Find the cardinality of set $A$: $$A = \{x \subseteq \mathbb R : |x| < \aleph_o \}$$
I have thought about it for a while and I've come to the conclusion that the cardinality of this set will be at least continuum, because every real number singleton is in this set.
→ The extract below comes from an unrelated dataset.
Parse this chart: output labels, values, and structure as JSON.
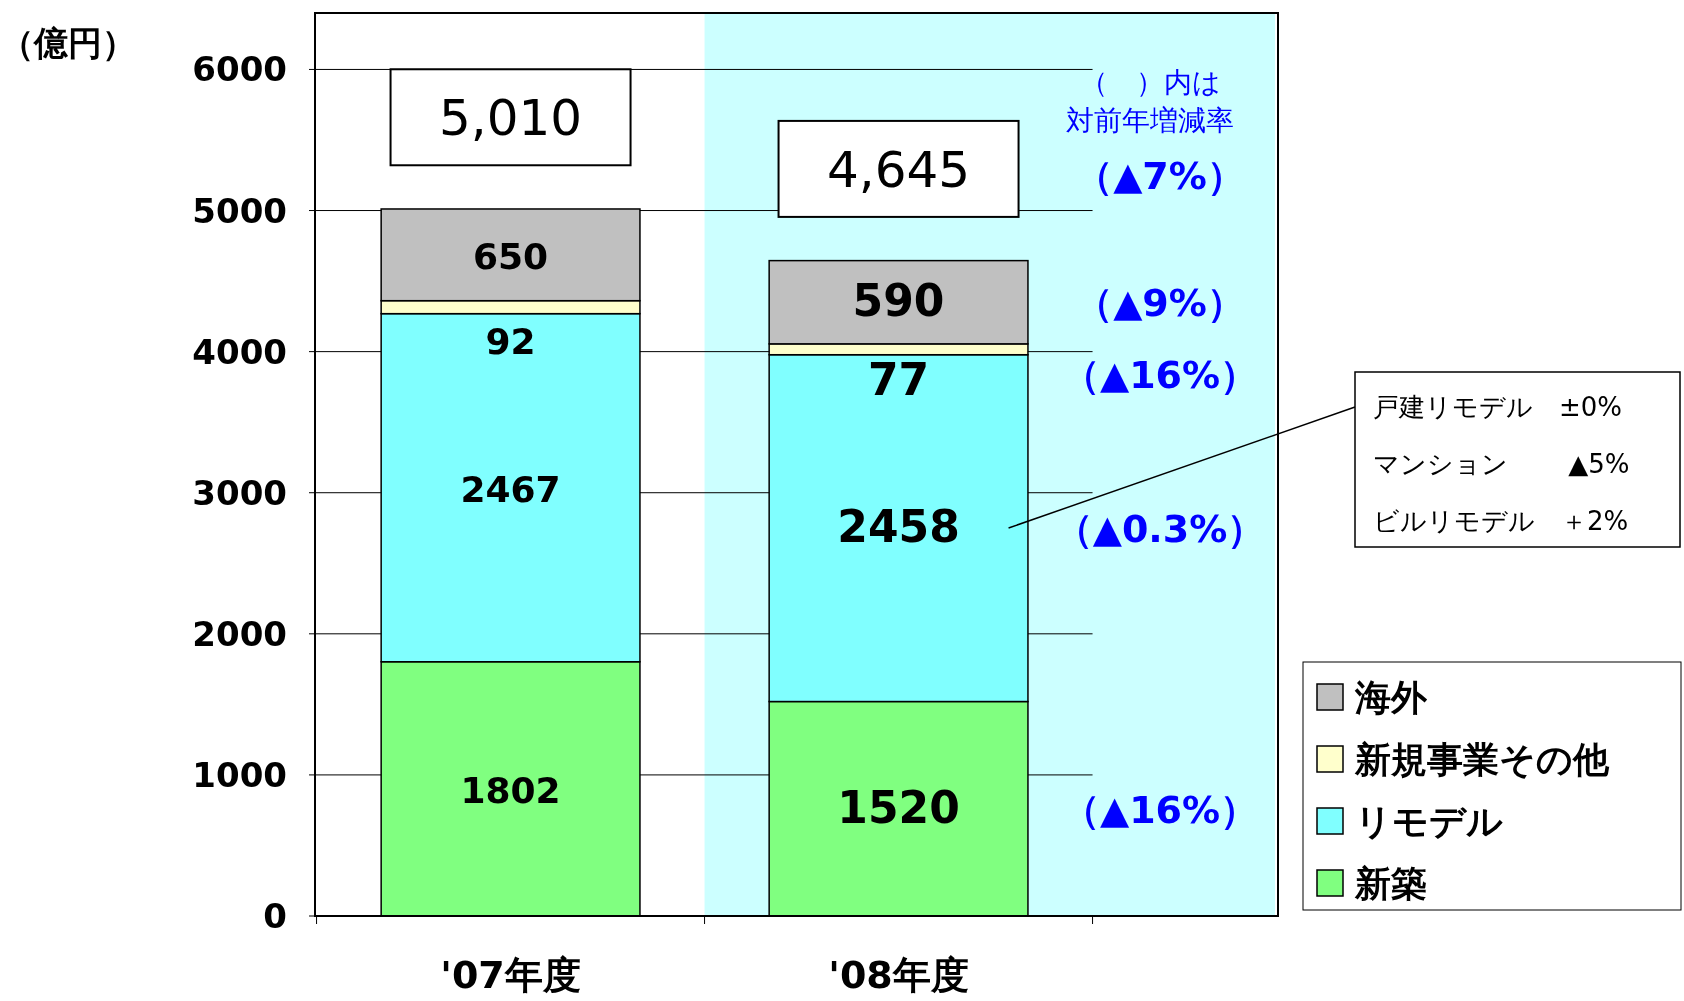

However, the only upper-bound of this cardinaltiy that I can think of is $\mathbb R^{\mathbb R}$ whose cardinality is more than continuum.
Any suggestions and hints would be most appreciated.
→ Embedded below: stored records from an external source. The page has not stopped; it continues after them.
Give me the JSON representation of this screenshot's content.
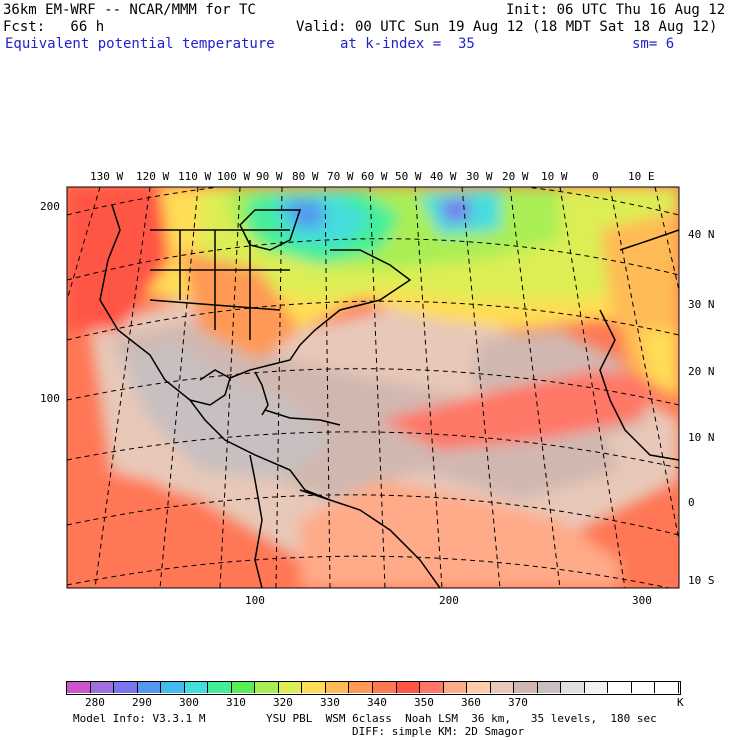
{
  "header": {
    "line1_left": "36km EM-WRF -- NCAR/MMM for TC",
    "line1_right": "Init: 06 UTC Thu 16 Aug 12",
    "line2_left": "Fcst:   66 h",
    "line2_right": "Valid: 00 UTC Sun 19 Aug 12 (18 MDT Sat 18 Aug 12)",
    "field_name": "Equivalent potential temperature",
    "level": "at k-index =  35",
    "smoothing": "sm= 6"
  },
  "map": {
    "longitude_labels": [
      "130 W",
      "120 W",
      "110 W",
      "100 W",
      "90 W",
      "80 W",
      "70 W",
      "60 W",
      "50 W",
      "40 W",
      "30 W",
      "20 W",
      "10 W",
      "0",
      "10 E"
    ],
    "latitude_labels": [
      "40 N",
      "30 N",
      "20 N",
      "10 N",
      "0",
      "10 S"
    ],
    "grid_y_labels": [
      "200",
      "100"
    ],
    "grid_x_labels": [
      "100",
      "200",
      "300"
    ]
  },
  "colorbar": {
    "values": [
      "280",
      "290",
      "300",
      "310",
      "320",
      "330",
      "340",
      "350",
      "360",
      "370"
    ],
    "units": "K",
    "colors": [
      "#cc55cc",
      "#a070dd",
      "#7878ee",
      "#5599ee",
      "#44bbee",
      "#44dddd",
      "#44ee99",
      "#55ee55",
      "#aaee55",
      "#ddee55",
      "#ffdd55",
      "#ffbb55",
      "#ff9955",
      "#ff7755",
      "#ff5544",
      "#ff7766",
      "#ffaa88",
      "#ffccaa",
      "#e8c8b8",
      "#d0b8b0",
      "#c8c0c0",
      "#e0e0e0",
      "#f2f2f2",
      "#ffffff",
      "#ffffff",
      "#ffffff"
    ]
  },
  "footer": {
    "model_info": "Model Info: V3.3.1 M",
    "physics_line1": "YSU PBL  WSM 6class  Noah LSM  36 km,   35 levels,  180 sec",
    "physics_line2": "DIFF: simple KM: 2D Smagor"
  }
}
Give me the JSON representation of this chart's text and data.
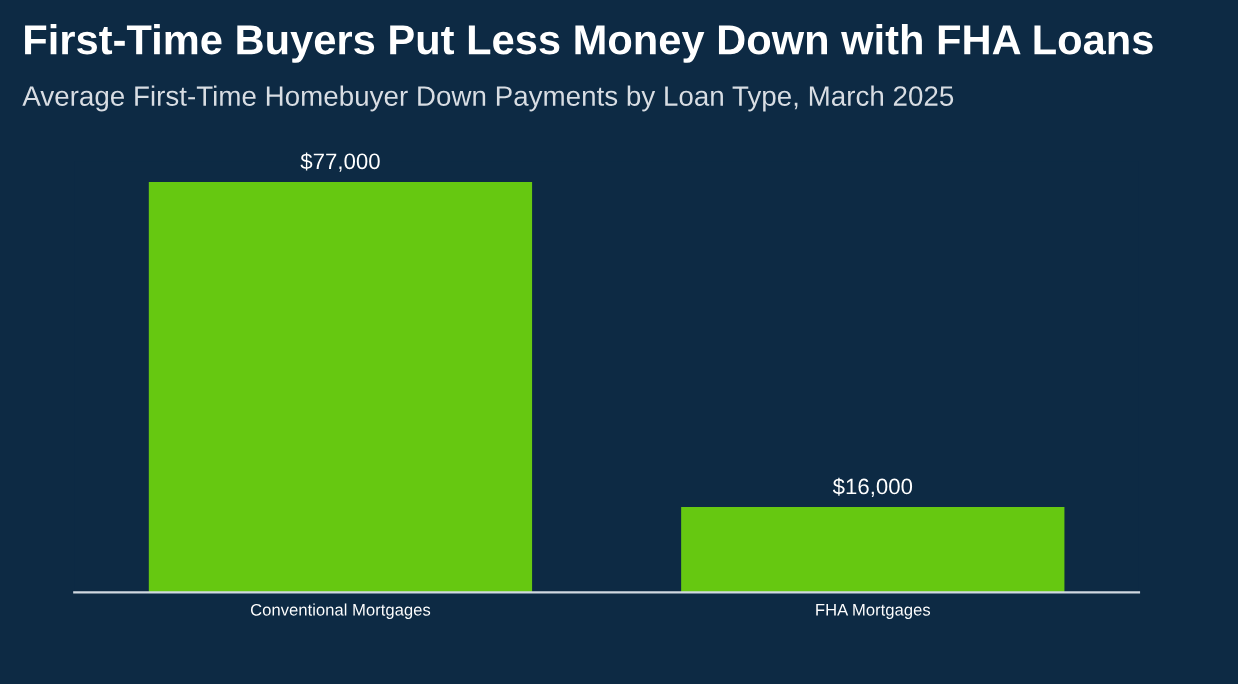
{
  "chart_data": {
    "type": "bar",
    "title": "First-Time Buyers Put Less Money Down with FHA Loans",
    "subtitle": "Average First-Time Homebuyer Down Payments by Loan Type, March 2025",
    "categories": [
      "Conventional Mortgages",
      "FHA Mortgages"
    ],
    "values": [
      77000,
      16000
    ],
    "value_labels": [
      "$77,000",
      "$16,000"
    ],
    "color": "#66c811",
    "grid": false,
    "legend": false
  }
}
This is the number of finite subsets of $\Bbb R$. For a given natural number $n$, the number of $n$-element subsets of $\Bbb R$ is bounded above by $|\Bbb R^n|=|\Bbb R|$. So $|A|\le\sum_{n=1}^\infty|\Bbb R|=\aleph_0|\Bbb R|=|\Bbb R|$.
Recall that the cardinality of $\mathbb{R}$ is $2^{\aleph_0}$.
We can in fact show that the set of all countable subsets of $\mathbb{R}$ is $\mathbb{R}$-sized, and then the result follows because you're just asking for a subset of those.
Note that $(2^{\aleph_0})^{\aleph_0}$ is equal to $2^{\aleph_0 \times \aleph_0} = 2^{\aleph_0}$, so the number of countable subsets of $\mathbb{R}$ is just the cardinality of $\mathbb{R}$ again.